Building on the momentum from Professor Katy Shaw’s article for emagazine Sept 2018, blogged in advance on EMC’s website, EMC’s Barbara Bleiman, Professor Bob Eaglestone (RHUL) and Professor Gail Marshall (University of Reading) combined forces to write a series of tweets giving all the reasons they could think of for studying English at university. Bob tweeted them as one long thread that could be retweeted and shared with colleagues, A Level students and others.
Given the troubling dip in recruitment both for A Level and for HE in the Humanities in general and for English in particular, we want to share these reasons for studying English with you. They provide the kind of rationale for the subject that you might want to offer to students, not just at degree Level but before that too, to provide up-to-date arguments for the subject and what it has to offer.
Here they are. Feel free to add ones of your own!
- It’s about creativity – not just in the texts you read but how you respond, think and change in relation to them. What does it mean to you?
- Read a rich range of wonderful novels, poems, plays and texts that can’t easily be categorised! (plus works of history, philosophy, theory and more...).
- We’re shaped by language, so studying its use and significance is both important and exciting.
- English isn't always English - texts in English come from across the globe and bear witness to the diverse cultures that produced them.
- English doesn't always start out in the UK: texts in translation help us to read across national borders and to think about communication between cultures.
- The medium is the message - whether it's a medieval manuscript, a hand-printed book, or an e-reader. Literature has always shaped and responded to technological change.

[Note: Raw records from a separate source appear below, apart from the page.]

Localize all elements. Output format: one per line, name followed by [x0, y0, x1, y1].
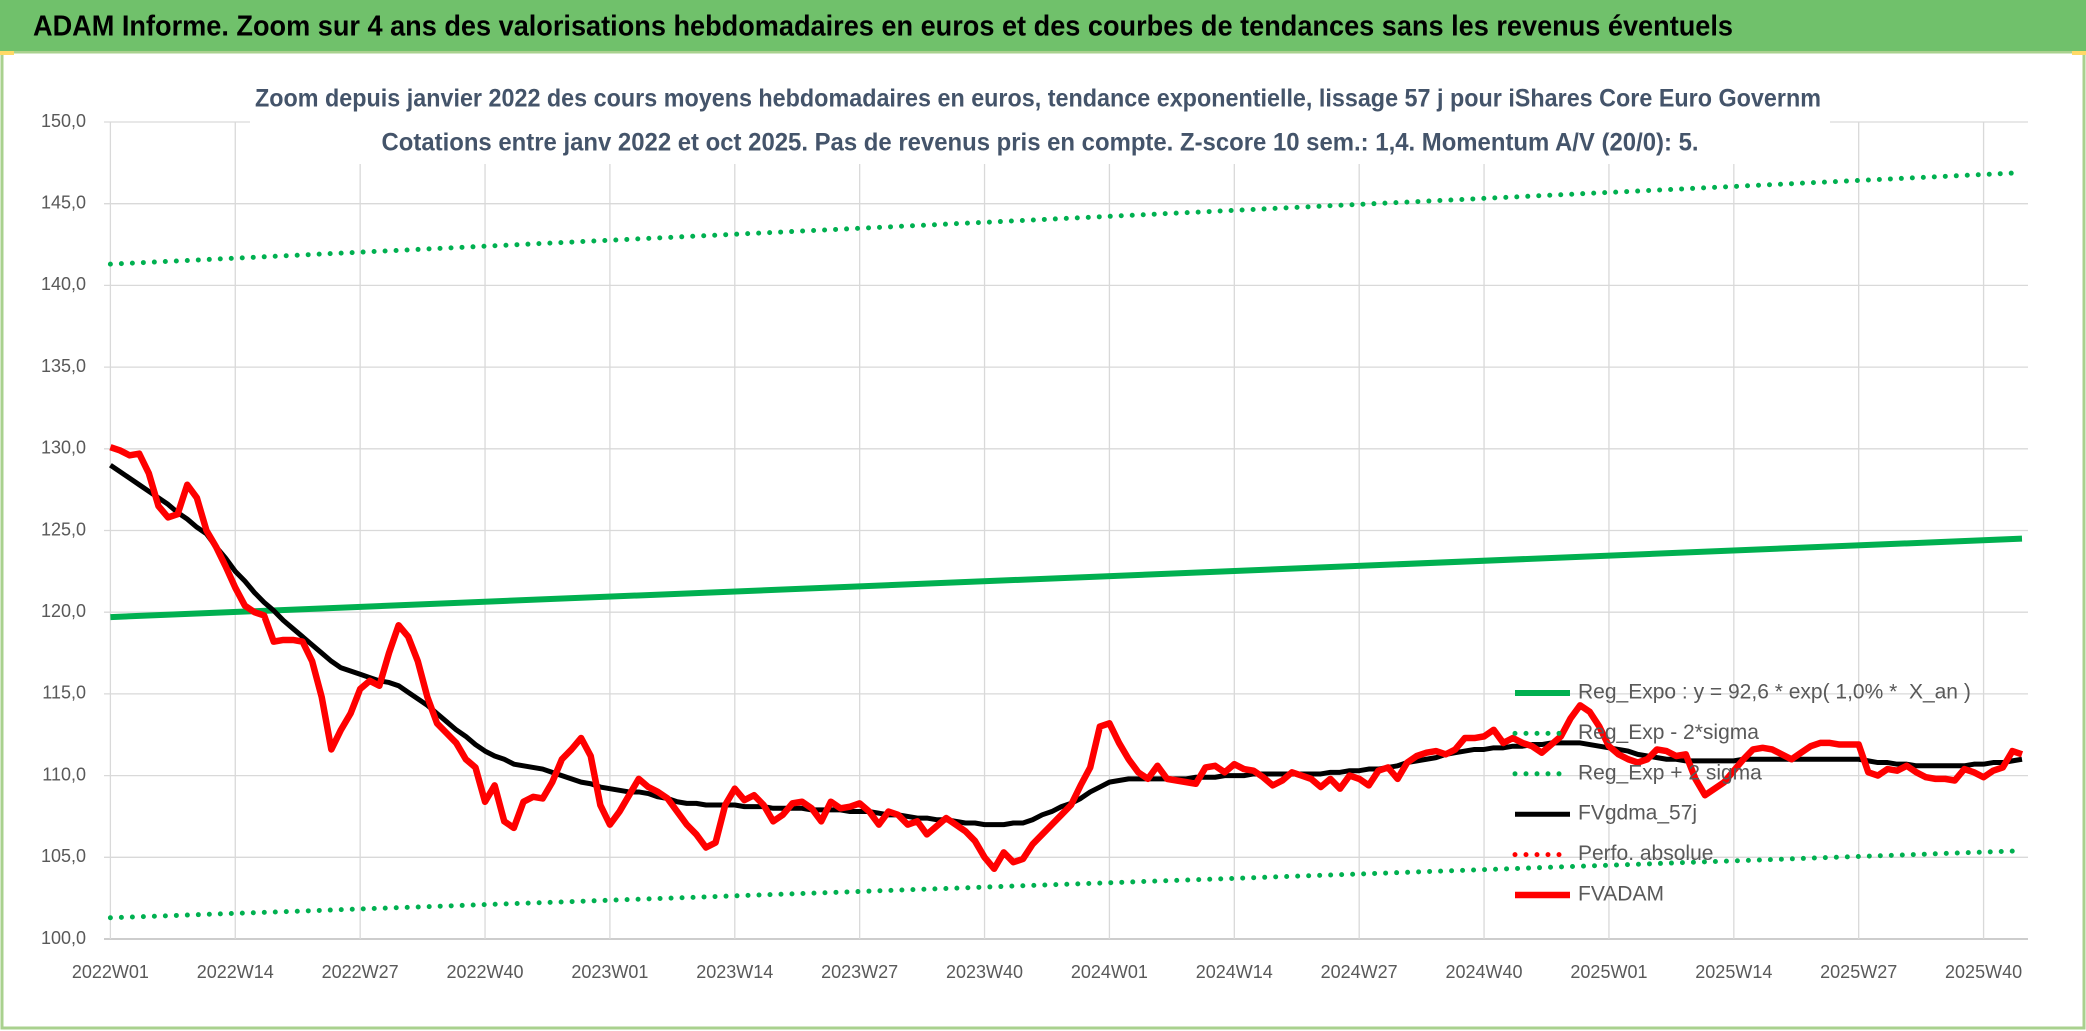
x-tick-label: 2022W01: [72, 962, 149, 982]
y-tick-label: 105,0: [41, 846, 86, 866]
corner-mark: [2072, 51, 2086, 55]
header-band: [0, 0, 2086, 51]
x-tick-label: 2023W14: [696, 962, 773, 982]
corner-mark: [0, 51, 14, 55]
y-tick-label: 125,0: [41, 519, 86, 539]
y-tick-label: 130,0: [41, 438, 86, 458]
x-tick-label: 2022W27: [322, 962, 399, 982]
x-tick-label: 2022W40: [447, 962, 524, 982]
y-tick-label: 145,0: [41, 192, 86, 212]
chart-subtitle: Cotations entre janv 2022 et oct 2025. P…: [382, 129, 1699, 157]
title-backdrop: [250, 78, 1830, 164]
chart-title: Zoom depuis janvier 2022 des cours moyen…: [255, 85, 1821, 113]
y-tick-label: 120,0: [41, 601, 86, 621]
series-line: [109, 444, 2024, 872]
trend-line: [110, 535, 2023, 621]
x-tick-label: 2022W14: [197, 962, 274, 982]
x-tick-label: 2023W01: [571, 962, 648, 982]
y-tick-label: 140,0: [41, 274, 86, 294]
x-tick-label: 2025W40: [1945, 962, 2022, 982]
y-tick-label: 135,0: [41, 356, 86, 376]
y-tick-label: 100,0: [41, 928, 86, 948]
header-title: ADAM Informe. Zoom sur 4 ans des valoris…: [33, 11, 1733, 43]
x-tick-label: 2024W01: [1071, 962, 1148, 982]
trend-line: [107, 170, 2025, 267]
legend-label: FVADAM: [1578, 883, 1664, 906]
legend-label: FVgdma_57j: [1578, 802, 1697, 825]
y-tick-label: 110,0: [42, 764, 86, 784]
x-tick-label: 2023W40: [946, 962, 1023, 982]
legend-label: Perfo. absolue: [1578, 842, 1713, 865]
y-tick-label: 150,0: [41, 111, 86, 131]
legend: Reg_Expo : y = 92,6 * exp( 1,0% * X_an )…: [1512, 681, 1971, 906]
x-tick-label: 2023W27: [821, 962, 898, 982]
x-tick-label: 2025W27: [1820, 962, 1897, 982]
x-tick-label: 2024W40: [1446, 962, 1523, 982]
x-tick-label: 2025W01: [1570, 962, 1647, 982]
y-tick-label: 115,0: [42, 683, 86, 703]
x-tick-label: 2024W27: [1321, 962, 1398, 982]
legend-label: Reg_Exp - 2*sigma: [1578, 721, 1759, 744]
trend-line: [107, 848, 2025, 921]
plot-area: 100,0 105,0 110,0 115,0 120,0 125,0 130,0 135,0…: [41, 111, 2028, 982]
legend-label: Reg_Expo : y = 92,6 * exp( 1,0% * X_an ): [1578, 681, 1971, 704]
x-tick-label: 2025W14: [1695, 962, 1772, 982]
legend-label: Reg_Exp + 2 sigma: [1578, 761, 1762, 784]
x-tick-label: 2024W14: [1196, 962, 1273, 982]
chart-frame: [0, 50, 2086, 1030]
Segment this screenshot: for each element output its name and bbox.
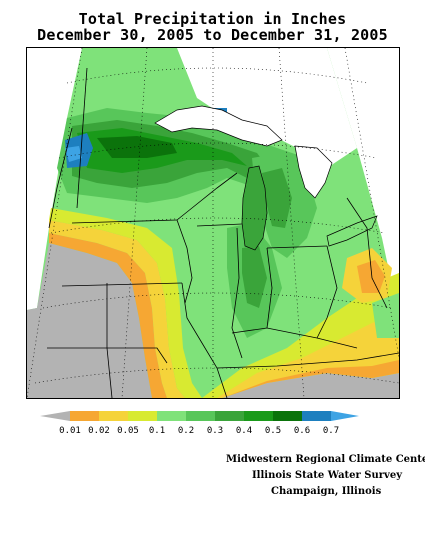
map-canvas (27, 48, 399, 398)
band-0.1-west (49, 208, 202, 398)
legend-arrow-high (331, 411, 359, 421)
boundary-il-in (231, 227, 243, 359)
legend-tick-label: 0.3 (206, 426, 224, 436)
lake-erie (326, 215, 378, 247)
lake-michigan (241, 165, 268, 251)
band-0.05-west (49, 220, 185, 398)
boundary-wi-il (196, 223, 243, 227)
boundary-ks-ok (47, 347, 168, 364)
out-of-domain-left (27, 48, 82, 310)
lake-superior (154, 105, 283, 147)
band-0.4-central (242, 246, 267, 308)
credit-survey: Illinois State Water Survey (252, 470, 403, 481)
boundary-ky-north (231, 327, 358, 349)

- Be taught by enthusiastic + committed experts who are reading, thinking, researching + writing too!
- Literature is a part of our living cultural ecosystem: it’s still growing, developing and changing.
- Employers LOVE English graduates: research shows companies value communication, collaboration, critical thinking, independence, adaptability. English teaches these. So become an effective researcher, great communicator and active, lifelong learner.
- The discipline of English is about dissensus as well as consensus. The disagreements are as fascinating and intellectually engaging as the agreements!
- What you read for pleasure is also part of what you study – it will fuel you as a reader and as a person for the rest of your life.
- Join the greatest, longest conversation of humanity.
- It’s sociable! English degrees rely on talking, arguing and communicating with others.
- Assessed in all kinds of different ways: creative work, reviews, presentations, coursework, discussions, essays, portfolios (traditional exams are rarely used in many degree courses.)
- There are many different strands and combinations to choose from – English Literature, English Language, Creative Writing, Linguistics, Cultural studies, Liberal Arts, Comparative Literature + English is a great combined or joint honours subject too!
- Often labelled as a ‘Humanities’ subject, some English degrees cross boundaries e.g. corpus analysis in stylistics.
- Other subjects may study ‘what’ you are: English is about ‘who’ you are.
- Learning from the past, in the present, for the future (a phrase coined by Professor Katy Shaw ).